Eckhart is sometimes spoken of as one of ‘the twelve sublime Masters of Paris’, a phrase that reminds us of the ancient traditions of hidden masters and adepts, the Great White Brotherhood, the Thirty-Six Righteous of Cabalistic tradition, the Brotherhood on the Roof of the World, the Inner Circle of Adepts or the Nine Unknown. According to ancient traditions knowledge, the way to gain experience of the spirit words is passed on by an initiatic chain of transmission from master to pupil. In the East this is sometimes called satsong. It is not just a matter of information passed on by word, but a sort of magical mind-to-mind process. Plato may be read as referring to something similar when he talks of mimesis. In the Allegory of the Cave, Plato is inviting his pupil to create an imaginative image which will work on his mind in a way that operates beyond the narrowly rational. In Plato’s opinion, the best writing — he is talking of Hesiod’s poetry — casts a hypnotic spell that carries with it the transmission of knowledge.
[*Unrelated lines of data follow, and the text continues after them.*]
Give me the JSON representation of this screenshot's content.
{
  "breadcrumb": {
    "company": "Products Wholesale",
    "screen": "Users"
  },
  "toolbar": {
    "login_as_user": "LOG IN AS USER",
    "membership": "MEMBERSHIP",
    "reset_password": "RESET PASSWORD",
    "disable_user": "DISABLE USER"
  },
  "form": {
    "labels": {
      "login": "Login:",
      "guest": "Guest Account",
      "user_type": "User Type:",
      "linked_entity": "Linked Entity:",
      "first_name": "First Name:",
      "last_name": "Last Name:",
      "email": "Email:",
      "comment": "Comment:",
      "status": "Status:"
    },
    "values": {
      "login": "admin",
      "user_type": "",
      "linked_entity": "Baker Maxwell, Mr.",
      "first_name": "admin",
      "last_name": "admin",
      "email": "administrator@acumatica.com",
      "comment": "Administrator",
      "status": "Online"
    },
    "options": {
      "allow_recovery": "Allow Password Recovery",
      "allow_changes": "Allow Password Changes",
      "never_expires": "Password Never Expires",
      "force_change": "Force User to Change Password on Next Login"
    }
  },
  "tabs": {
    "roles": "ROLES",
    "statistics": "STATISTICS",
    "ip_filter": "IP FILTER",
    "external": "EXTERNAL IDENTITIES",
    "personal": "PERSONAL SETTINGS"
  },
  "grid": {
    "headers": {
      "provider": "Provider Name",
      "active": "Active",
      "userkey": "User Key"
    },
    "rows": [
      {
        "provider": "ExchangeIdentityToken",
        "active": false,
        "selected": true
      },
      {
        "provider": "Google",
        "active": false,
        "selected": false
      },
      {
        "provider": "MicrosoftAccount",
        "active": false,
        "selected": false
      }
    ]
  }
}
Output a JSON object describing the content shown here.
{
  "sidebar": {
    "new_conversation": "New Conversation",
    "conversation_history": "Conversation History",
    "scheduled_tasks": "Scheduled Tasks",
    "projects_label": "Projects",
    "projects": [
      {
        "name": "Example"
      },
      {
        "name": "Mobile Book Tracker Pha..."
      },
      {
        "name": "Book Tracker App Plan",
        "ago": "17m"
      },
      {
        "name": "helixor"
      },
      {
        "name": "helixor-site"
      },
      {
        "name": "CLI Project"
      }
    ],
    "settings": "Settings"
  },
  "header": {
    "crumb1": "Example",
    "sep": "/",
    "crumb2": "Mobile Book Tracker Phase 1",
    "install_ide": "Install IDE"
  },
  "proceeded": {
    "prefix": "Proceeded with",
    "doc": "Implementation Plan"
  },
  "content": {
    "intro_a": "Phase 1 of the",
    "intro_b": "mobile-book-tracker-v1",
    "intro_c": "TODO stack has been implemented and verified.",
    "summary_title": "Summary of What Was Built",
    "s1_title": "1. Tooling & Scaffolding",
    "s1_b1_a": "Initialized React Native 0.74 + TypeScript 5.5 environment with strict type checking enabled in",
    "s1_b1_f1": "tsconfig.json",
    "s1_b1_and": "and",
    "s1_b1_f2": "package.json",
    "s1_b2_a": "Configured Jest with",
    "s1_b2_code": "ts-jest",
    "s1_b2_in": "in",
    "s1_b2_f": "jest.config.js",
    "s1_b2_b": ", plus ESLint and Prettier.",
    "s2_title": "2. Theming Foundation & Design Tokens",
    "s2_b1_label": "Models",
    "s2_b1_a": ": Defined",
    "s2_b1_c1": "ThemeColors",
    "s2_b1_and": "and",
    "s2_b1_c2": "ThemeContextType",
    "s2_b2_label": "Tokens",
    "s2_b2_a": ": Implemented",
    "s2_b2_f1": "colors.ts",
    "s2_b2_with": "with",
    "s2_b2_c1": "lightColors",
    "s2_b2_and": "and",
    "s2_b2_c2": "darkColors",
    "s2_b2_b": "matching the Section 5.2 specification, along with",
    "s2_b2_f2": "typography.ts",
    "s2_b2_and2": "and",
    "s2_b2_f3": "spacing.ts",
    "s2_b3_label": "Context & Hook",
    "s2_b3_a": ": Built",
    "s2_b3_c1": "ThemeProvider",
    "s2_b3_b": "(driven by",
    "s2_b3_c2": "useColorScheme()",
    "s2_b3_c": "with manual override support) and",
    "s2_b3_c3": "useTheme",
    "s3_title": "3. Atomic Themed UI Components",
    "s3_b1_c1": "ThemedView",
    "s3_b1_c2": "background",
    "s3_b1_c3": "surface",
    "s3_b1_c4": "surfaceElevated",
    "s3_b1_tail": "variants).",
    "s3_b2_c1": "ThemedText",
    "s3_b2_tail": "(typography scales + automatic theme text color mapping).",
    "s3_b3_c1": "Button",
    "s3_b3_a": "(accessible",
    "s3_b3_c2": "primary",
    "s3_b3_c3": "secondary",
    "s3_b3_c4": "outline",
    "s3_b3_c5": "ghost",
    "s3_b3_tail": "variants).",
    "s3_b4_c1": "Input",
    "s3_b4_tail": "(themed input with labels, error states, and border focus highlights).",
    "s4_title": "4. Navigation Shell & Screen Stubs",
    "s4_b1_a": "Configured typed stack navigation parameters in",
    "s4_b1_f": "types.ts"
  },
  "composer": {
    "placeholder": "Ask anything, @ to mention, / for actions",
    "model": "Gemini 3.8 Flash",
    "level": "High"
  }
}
An initiate I knew told me how, when he was a young man living in New York, his Master had reached over to him, drawn a circle on a table and asked him what he saw.

‘A table top,’ he replied.

‘That is good,’ said the Master. ‘The eyes of a young man should look outward.’ Then, without saying any more, he leaned forward and touched my friend on the forehead between the eyes with his outstretched finger.

Immediately the world faded and he was dazzled by a vision of what seemed to him a cold, white goddess of the moon, carrying a skull and a rosary. She had six faces each with three eyes.

The goddess danced and my friend lost track of time. Then, after a while, the vision faded and shrank until it became a dot and disappeared.

My friend knew, though, it was still living inside him somewhere like a burning seed and would do so forever.

His Master said, ‘You saw it?’

I was thrilled when I heard this story, because I knew I was very close to the chain of mystic transmission.